I am influenced in reaching these conclusions by my disagreement with his Honour’s categorization of the offences the subject of Counts 7-11 as not being “sexual offences” within the meaning of clause 1(a)(ii)(A) of Schedule 1 of the Sentencing Act. As his Honour observed, every indecent assault has elements of degradation and humiliation, but none qualify as a sexual offence for the purposes of the Schedule (and therefore for the purposes of sentencing a serious sexual offender) unless “immediately before or during or immediately after the commission of the offence and at, or in the vicinity of, the place where the offence was committed, the offender … did an act which was likely seriously and substantially to degrade or humiliate the victim, whether or not … that act constituted or formed part of the indecent assault".
The judge did not consider that the use of tape to immobilize and silence the victims met this criterion.

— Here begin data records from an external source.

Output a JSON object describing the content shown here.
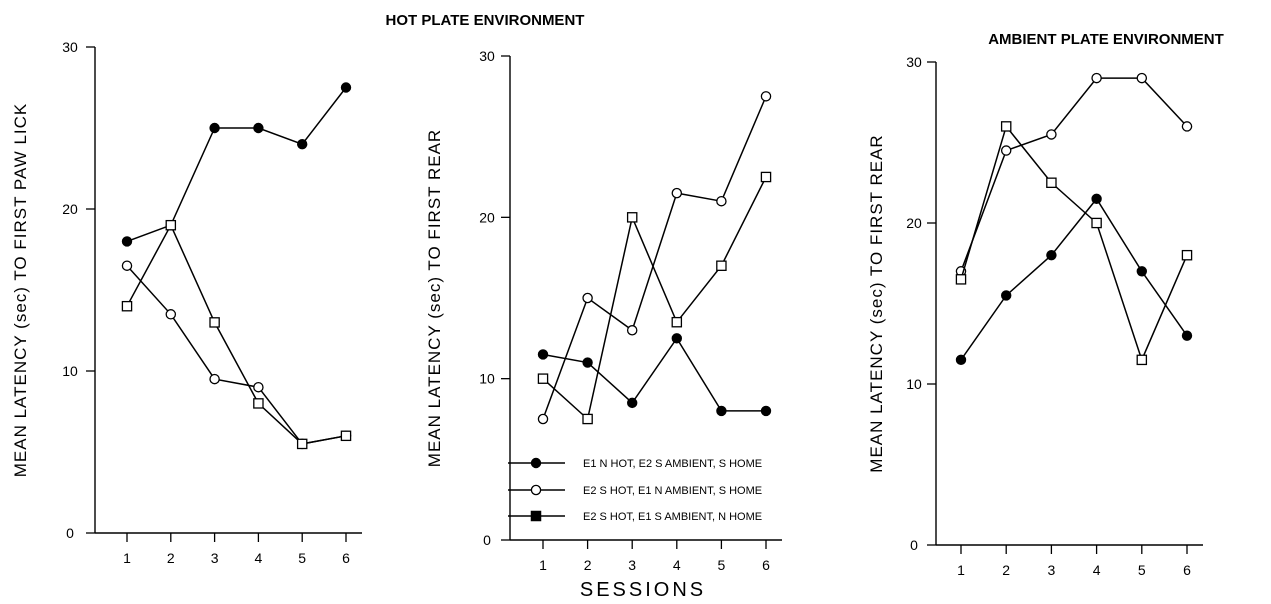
{
  "figure": {
    "title_hot": "HOT PLATE ENVIRONMENT",
    "title_ambient": "AMBIENT PLATE ENVIRONMENT",
    "xlabel": "SESSIONS"
  },
  "legend": [
    {
      "label": "E1 N HOT, E2 S AMBIENT, S HOME",
      "marker": "filled-circle"
    },
    {
      "label": "E2 S HOT, E1 N AMBIENT, S HOME",
      "marker": "open-circle"
    },
    {
      "label": "E2 S HOT, E1 S AMBIENT, N HOME",
      "marker": "filled-square"
    }
  ],
  "chart_data": [
    {
      "type": "line",
      "ylabel": "MEAN LATENCY (sec) TO FIRST PAW LICK",
      "x": [
        1,
        2,
        3,
        4,
        5,
        6
      ],
      "ylim": [
        0,
        30
      ],
      "yticks": [
        0,
        10,
        20,
        30
      ],
      "series": [
        {
          "marker": "filled-circle",
          "values": [
            18,
            19,
            25,
            25,
            24,
            27.5
          ]
        },
        {
          "marker": "open-circle",
          "values": [
            16.5,
            13.5,
            9.5,
            9,
            5.5,
            6
          ]
        },
        {
          "marker": "open-square",
          "values": [
            14,
            19,
            13,
            8,
            5.5,
            6
          ]
        }
      ]
    },
    {
      "type": "line",
      "ylabel": "MEAN LATENCY (sec) TO FIRST REAR",
      "x": [
        1,
        2,
        3,
        4,
        5,
        6
      ],
      "ylim": [
        0,
        30
      ],
      "yticks": [
        0,
        10,
        20,
        30
      ],
      "series": [
        {
          "marker": "filled-circle",
          "values": [
            11.5,
            11,
            8.5,
            12.5,
            8,
            8
          ]
        },
        {
          "marker": "open-circle",
          "values": [
            7.5,
            15,
            13,
            21.5,
            21,
            27.5
          ]
        },
        {
          "marker": "open-square",
          "values": [
            10,
            7.5,
            20,
            13.5,
            17,
            22.5
          ]
        }
      ]
    },
    {
      "type": "line",
      "ylabel": "MEAN LATENCY (sec) TO FIRST REAR",
      "x": [
        1,
        2,
        3,
        4,
        5,
        6
      ],
      "ylim": [
        0,
        30
      ],
      "yticks": [
        0,
        10,
        20,
        30
      ],
      "series": [
        {
          "marker": "filled-circle",
          "values": [
            11.5,
            15.5,
            18,
            21.5,
            17,
            13
          ]
        },
        {
          "marker": "open-circle",
          "values": [
            17,
            24.5,
            25.5,
            29,
            29,
            26
          ]
        },
        {
          "marker": "open-square",
          "values": [
            16.5,
            26,
            22.5,
            20,
            11.5,
            18
          ]
        }
      ]
    }
  ]
}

Nor, in his Honour’s opinion, did “the circumstances of the indecent assaults themselves, which were committed in private.” But in the case of the events at Yarraville in the early morning of 12 July 2003, entry was effected as each victim stood in vain resistance in the doorway of her place of residence. Each was threatened, gagged and bound. One was forced into a bedroom, the other into the bathroom. The clothing of each was deliberately re-arranged to facilitate the assaults. All this, taken with the assaults themselves, seems to me to be the actions of a man who had utter contempt for his victims, and who, in dealing with them accordingly, seriously and substantially degraded and humiliated them.
I would re-sentence the prisoner as follows: on Count 1, to nine years’ imprisonment; on each of Counts 3 and 4, to two years’ imprisonment (that being the sentence imposed by his Honour); on Counts 5 and 6, to three years’ imprisonment (again, that being the sentenced imposed by his Honour); and to two years’ imprisonment on each of Counts 7-11. I would also vary the orders made below by ordering that the sentences on Counts 3, 4, 5, 6 and 7 be served concurrently with the sentence on Count 1, with the sentences on Counts 8-11 therefore being served cumulatively on Count 1 and on each other. I would order that the sentence of 17 years’ imprisonment that is in my opinion appropriate in relation to the offences that were committed at Yarraville on 12 July 2003 be served concurrently with the sentence of 12 years’ imprisonment imposed by her Honour on 14 October 2004. I would order that the prisoner serve a minimum period of 14 years’ imprisonment, commencing on 14 October 2004, before becoming eligible for release on parole.